The consistency and confidence he displayed in college has not translated to this level. The 6-foot-4-inch, 224-pounder has good size and vision, and a big, accurate arm. He’s tough and decisive, but those decisions aren’t always the best (i.e. 70 TDs, 48 INTs for his career).
Bradford is very streaky, and when he gets on a roll, he can carry an offense. He’s not a fiery guy and lacks the ability to rally his troops when adversity rears its ugly head. He’s missed a ton of time in college and as a pro with myriad injuries, and he returns Sunday after a two-game absence with a left (nonthrowing) shoulder injury.
Jordan Matthews (6-3, 212) is a speedy, slender receiver with long arms and strong hands. He has the size to shield the defender from the ball and the quicks to get downfield in a flash. He runs exact routes and is a threat from everywhere.
Riley Cooper (6-4, 230) has great size and good hands but disappears much too often. Tight ends Brent Celek (he has big, strong hands) and Zach Ertz (he can catch and block) know how to get open.
DeMarco Murray and Darren Sproles are exceptional options out of the backfield. New England’s Malcolm Butler and Logan Ryan are sticky, confident cornerbacks. The safety rotation is versatile and supportive. Devin McCourty is rangy and Patrick Chung is a thumper.
Eagles’ key player: OLB Connor Barwin
An exceptionally athletic outside linebacker, he has long arms, big hands, and a big heart. He finds the ball.
How he beats you: With instincts and quickness. Barwin has great presnap recognition. He can rush the quarterback or set the edge.
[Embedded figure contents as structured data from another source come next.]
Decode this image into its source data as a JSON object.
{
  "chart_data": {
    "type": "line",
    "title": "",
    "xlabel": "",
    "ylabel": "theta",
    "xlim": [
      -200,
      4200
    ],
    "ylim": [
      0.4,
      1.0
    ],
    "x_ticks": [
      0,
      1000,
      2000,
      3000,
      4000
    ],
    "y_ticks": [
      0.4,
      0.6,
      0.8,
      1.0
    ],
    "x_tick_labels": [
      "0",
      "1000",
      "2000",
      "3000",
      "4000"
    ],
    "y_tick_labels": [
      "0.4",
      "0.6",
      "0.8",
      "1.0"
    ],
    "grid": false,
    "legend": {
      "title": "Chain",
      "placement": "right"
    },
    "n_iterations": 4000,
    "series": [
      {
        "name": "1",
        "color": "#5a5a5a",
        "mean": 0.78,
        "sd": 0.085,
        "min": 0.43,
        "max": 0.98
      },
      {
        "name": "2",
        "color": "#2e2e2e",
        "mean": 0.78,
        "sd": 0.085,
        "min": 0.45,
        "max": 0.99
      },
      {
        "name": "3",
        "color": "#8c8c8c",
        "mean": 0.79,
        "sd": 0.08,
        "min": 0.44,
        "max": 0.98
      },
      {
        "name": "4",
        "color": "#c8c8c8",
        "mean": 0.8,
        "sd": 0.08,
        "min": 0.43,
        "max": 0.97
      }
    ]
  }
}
Oh, and he explodes into people.
How to shut him down: By matching his intensity. On every play. Barwin brings it every down, so you have to as well. If that means double teams, so be it.
Eagles’ keys to victory
1. Philadelphia flyer: Darren Sproles is the Eagles’ most explosive player, so get him the ball. The more touches he gets, the better for Philly.
2. Philadelphia freedom: Wide receiver Jordan Matthews must get clean breaks and get into his routes quickly to give Sam Bradford a viable outside threat.
3. Philadelphia union: It’s been a rough season for Chip Kelly’s crew. It’s time to stick together, because in the NFC East, nothing is settled.